When compared to various other CKD cohorts, the mortality rate in MASTERPLAN is among the lowest in the world [50]. In this study, the cardiovascular event rate was low during a limited follow-up. We used propensity score matching instead of the traditional regression model to circumvent problems of overfitting, and were able to demonstrate the prognostic value of AAC by lateral lumbar X-ray in non-dialysis CKD patients.

Conclusion

Our study supports the recommendation in the KDIGO guideline that assessment of AAC in CKD patients can identify patients at higher cardiovascular risk and may provide important information for personalized treatment. Whether this approach will ultimately translate into better outcomes, however, remains to be answered.

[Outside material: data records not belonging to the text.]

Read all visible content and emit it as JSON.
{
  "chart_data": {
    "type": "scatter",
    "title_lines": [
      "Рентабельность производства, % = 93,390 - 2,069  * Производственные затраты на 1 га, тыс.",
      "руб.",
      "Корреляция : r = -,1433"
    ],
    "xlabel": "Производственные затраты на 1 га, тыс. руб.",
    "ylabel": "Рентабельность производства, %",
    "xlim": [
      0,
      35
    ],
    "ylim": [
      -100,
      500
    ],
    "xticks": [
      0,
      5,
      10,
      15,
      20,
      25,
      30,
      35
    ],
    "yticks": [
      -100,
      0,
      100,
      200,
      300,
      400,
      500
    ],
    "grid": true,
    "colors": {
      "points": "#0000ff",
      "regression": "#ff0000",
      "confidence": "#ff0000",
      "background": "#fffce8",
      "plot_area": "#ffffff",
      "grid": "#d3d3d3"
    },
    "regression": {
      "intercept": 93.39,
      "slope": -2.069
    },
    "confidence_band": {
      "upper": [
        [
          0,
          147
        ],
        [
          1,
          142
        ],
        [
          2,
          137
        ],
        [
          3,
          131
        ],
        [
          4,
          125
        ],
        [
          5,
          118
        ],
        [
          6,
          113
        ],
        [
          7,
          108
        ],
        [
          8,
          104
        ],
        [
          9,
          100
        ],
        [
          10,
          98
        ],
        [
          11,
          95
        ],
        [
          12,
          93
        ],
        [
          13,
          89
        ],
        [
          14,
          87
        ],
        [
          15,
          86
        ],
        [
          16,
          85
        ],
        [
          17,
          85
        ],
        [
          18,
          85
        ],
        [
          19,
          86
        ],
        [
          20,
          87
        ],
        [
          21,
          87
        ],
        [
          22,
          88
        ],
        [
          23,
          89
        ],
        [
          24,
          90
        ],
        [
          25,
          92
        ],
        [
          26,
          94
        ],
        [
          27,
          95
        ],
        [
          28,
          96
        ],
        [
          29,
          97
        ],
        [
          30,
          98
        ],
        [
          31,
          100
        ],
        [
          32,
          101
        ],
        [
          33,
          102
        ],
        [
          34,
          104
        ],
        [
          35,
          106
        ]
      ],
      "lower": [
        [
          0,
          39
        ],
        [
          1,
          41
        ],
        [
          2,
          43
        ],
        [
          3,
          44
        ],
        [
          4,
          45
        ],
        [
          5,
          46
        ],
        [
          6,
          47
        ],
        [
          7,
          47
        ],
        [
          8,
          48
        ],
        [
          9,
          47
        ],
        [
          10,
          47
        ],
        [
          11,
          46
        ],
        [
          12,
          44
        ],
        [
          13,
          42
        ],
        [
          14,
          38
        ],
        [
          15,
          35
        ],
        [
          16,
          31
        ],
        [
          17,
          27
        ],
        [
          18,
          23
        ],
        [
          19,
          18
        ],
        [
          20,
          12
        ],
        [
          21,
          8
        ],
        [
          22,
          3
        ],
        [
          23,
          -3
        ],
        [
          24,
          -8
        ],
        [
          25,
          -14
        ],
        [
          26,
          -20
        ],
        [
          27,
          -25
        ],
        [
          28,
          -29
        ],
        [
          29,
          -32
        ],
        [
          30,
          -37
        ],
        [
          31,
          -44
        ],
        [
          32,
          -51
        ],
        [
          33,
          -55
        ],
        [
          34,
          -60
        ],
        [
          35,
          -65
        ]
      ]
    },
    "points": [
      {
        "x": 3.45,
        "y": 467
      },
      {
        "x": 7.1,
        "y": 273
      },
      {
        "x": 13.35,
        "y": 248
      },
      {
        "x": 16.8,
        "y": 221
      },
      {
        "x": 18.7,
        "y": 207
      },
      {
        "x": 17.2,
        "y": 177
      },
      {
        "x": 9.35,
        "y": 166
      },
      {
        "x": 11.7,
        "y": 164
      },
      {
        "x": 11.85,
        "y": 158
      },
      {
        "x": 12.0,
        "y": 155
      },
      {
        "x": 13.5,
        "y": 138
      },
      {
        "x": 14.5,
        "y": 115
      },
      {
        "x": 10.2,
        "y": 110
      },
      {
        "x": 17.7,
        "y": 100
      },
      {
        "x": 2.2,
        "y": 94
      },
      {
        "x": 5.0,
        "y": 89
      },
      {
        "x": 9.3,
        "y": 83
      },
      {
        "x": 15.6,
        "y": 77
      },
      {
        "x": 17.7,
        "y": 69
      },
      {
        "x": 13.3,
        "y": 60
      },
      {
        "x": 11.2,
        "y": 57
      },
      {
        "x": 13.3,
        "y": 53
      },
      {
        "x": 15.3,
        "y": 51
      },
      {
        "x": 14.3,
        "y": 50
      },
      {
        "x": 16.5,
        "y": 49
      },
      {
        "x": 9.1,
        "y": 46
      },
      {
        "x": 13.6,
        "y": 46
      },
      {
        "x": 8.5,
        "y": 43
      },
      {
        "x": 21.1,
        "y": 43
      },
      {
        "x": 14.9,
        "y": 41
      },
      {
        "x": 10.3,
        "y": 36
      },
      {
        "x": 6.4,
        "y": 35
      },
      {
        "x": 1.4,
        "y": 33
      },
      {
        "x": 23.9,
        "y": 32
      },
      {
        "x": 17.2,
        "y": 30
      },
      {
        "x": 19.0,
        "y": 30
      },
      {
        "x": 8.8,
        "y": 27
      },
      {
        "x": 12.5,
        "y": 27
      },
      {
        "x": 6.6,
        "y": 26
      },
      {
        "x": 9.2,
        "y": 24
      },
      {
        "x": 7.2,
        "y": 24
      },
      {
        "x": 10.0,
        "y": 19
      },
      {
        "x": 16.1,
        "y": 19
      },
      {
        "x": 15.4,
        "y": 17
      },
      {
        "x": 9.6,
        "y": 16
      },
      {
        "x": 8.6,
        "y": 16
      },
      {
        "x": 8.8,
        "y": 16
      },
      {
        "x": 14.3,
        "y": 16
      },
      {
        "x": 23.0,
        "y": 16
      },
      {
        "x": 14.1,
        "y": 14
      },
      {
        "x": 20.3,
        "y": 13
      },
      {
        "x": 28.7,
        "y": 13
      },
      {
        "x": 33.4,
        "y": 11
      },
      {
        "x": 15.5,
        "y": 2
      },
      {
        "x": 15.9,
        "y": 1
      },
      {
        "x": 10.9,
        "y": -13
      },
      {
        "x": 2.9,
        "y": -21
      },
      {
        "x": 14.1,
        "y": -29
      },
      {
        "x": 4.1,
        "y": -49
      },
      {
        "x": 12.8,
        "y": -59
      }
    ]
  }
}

Electronic supplementary material

Below is the link to the electronic supplementary material.

Acknowledgments

We thank the participating nephrologists in this study: Marjolijn van Buren, Karin AH Kaasjager, Yvo WJ Sijpkens, Peter JG van de Ven, Gerald Vervoort, Louis-Jean Vleming. We also thank the nurse practitioners from the seven participating centers: Hanny Bergsma, Noeleen Berkhout, Paul Gundlach, Lidian Lensen, Simone Mooren, Kathy Schoenmakers, Ans Wieleman, Judith Wierdsma. Additionally we thank Professor Emmanuel Coche from the Department of Medical Imaging, Cliniques Universitaires Saint-Luc, Brussels, Belgium for his valuable help in our training on the Kauppila calcification score.

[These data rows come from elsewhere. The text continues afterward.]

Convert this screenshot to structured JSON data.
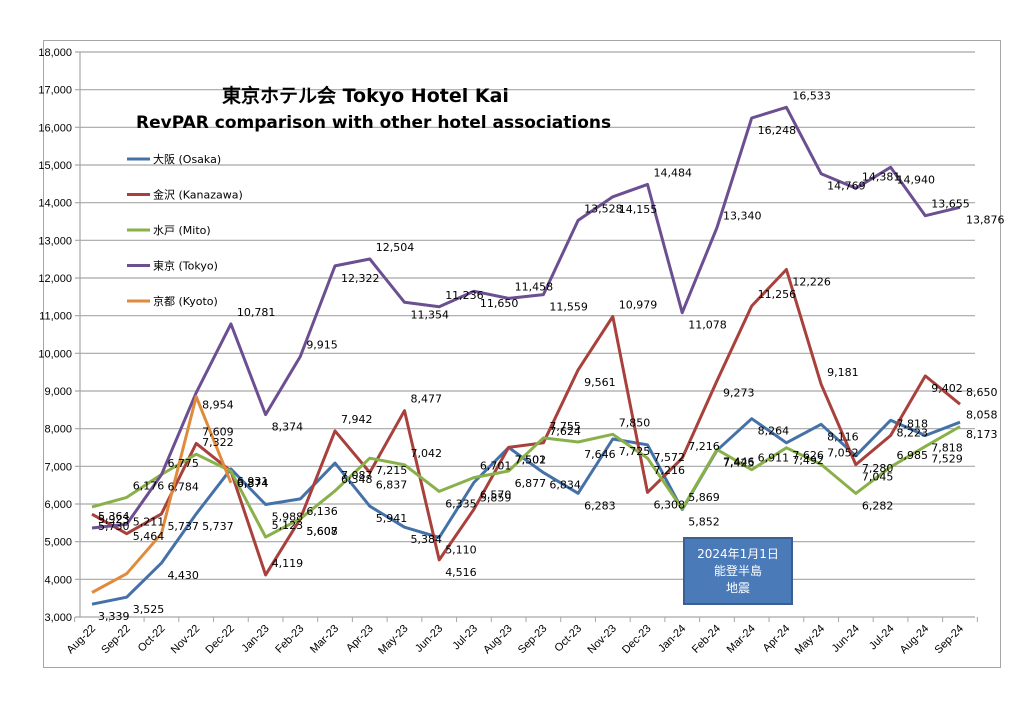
{
  "chart_data": {
    "type": "line",
    "title": "東京ホテル会  Tokyo Hotel Kai",
    "subtitle": "RevPAR comparison with other hotel associations",
    "xlabel": "",
    "ylabel": "",
    "ylim": [
      3000,
      18000
    ],
    "ytick_step": 1000,
    "y_ticks": [
      "3,000",
      "4,000",
      "5,000",
      "6,000",
      "7,000",
      "8,000",
      "9,000",
      "10,000",
      "11,000",
      "12,000",
      "13,000",
      "14,000",
      "15,000",
      "16,000",
      "17,000",
      "18,000"
    ],
    "grid": true,
    "legend_position": "upper-left inside plot",
    "categories": [
      "Aug-22",
      "Sep-22",
      "Oct-22",
      "Nov-22",
      "Dec-22",
      "Jan-23",
      "Feb-23",
      "Mar-23",
      "Apr-23",
      "May-23",
      "Jun-23",
      "Jul-23",
      "Aug-23",
      "Sep-23",
      "Oct-23",
      "Nov-23",
      "Dec-23",
      "Jan-24",
      "Feb-24",
      "Mar-24",
      "Apr-24",
      "May-24",
      "Jun-24",
      "Jul-24",
      "Aug-24",
      "Sep-24"
    ],
    "series": [
      {
        "name": "大阪 (Osaka)",
        "color": "#4472a8",
        "values": [
          3339,
          3525,
          4430,
          5737,
          6931,
          5988,
          6136,
          7087,
          5941,
          5384,
          5110,
          6570,
          7501,
          6834,
          6283,
          7725,
          7572,
          5852,
          7425,
          8264,
          7626,
          8116,
          7280,
          8223,
          7818,
          8173
        ]
      },
      {
        "name": "金沢 (Kanazawa)",
        "color": "#a8403c",
        "values": [
          5730,
          5211,
          5737,
          7609,
          6874,
          4119,
          5608,
          7942,
          6837,
          8477,
          4516,
          5859,
          7502,
          7624,
          9561,
          10979,
          6308,
          7216,
          9273,
          11256,
          12226,
          9181,
          7045,
          7818,
          9402,
          8650
        ]
      },
      {
        "name": "水戸 (Mito)",
        "color": "#8ab04a",
        "values": [
          5923,
          6176,
          6784,
          7322,
          6874,
          5123,
          5607,
          6348,
          7215,
          7042,
          6335,
          6701,
          6877,
          7755,
          7646,
          7850,
          7216,
          5869,
          7446,
          6911,
          7492,
          7052,
          6282,
          6985,
          7529,
          8058
        ]
      },
      {
        "name": "東京 (Tokyo)",
        "color": "#6b4f91",
        "values": [
          5364,
          5464,
          6775,
          8954,
          10781,
          8374,
          9915,
          12322,
          12504,
          11354,
          11236,
          11650,
          11458,
          11559,
          13528,
          14155,
          14484,
          11078,
          13340,
          16248,
          16533,
          14769,
          14381,
          14940,
          13655,
          13876
        ]
      },
      {
        "name": "京都 (Kyoto)",
        "color": "#e08a3c",
        "values": [
          3650,
          4150,
          5211,
          8850,
          6564,
          null,
          null,
          null,
          null,
          null,
          null,
          null,
          null,
          null,
          null,
          null,
          null,
          null,
          null,
          null,
          null,
          null,
          null,
          null,
          null,
          null
        ]
      }
    ],
    "annotation": {
      "lines": [
        "2024年1月1日",
        "能登半島",
        "地震"
      ],
      "color": "#4a7ab8"
    }
  }
}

Compliance with ethical standards

Funding

The MASTERPLAN Study was supported by grants from the Dutch Kidney Foundation (Nierstichting Nederland, number PV 01), and the Netherlands Heart Foundation (Nederlandse Hartstichting, number 2003 B261). Unrestricted grants were provided by Amgen, Genzyme, Pfizer and Sanofi-Aventis.

Conflict of interest

The authors declare that they have no conflict of interest.

Informed consent

Informed consent was obtained from all individual participants included in the MASTERPLAN study.

Ethical approval

All procedures performed in this study were in accordance with the ethical standards of the institutional research committees and with the 1964 Helsinki declaration and its later amendments or comparable ethical standards.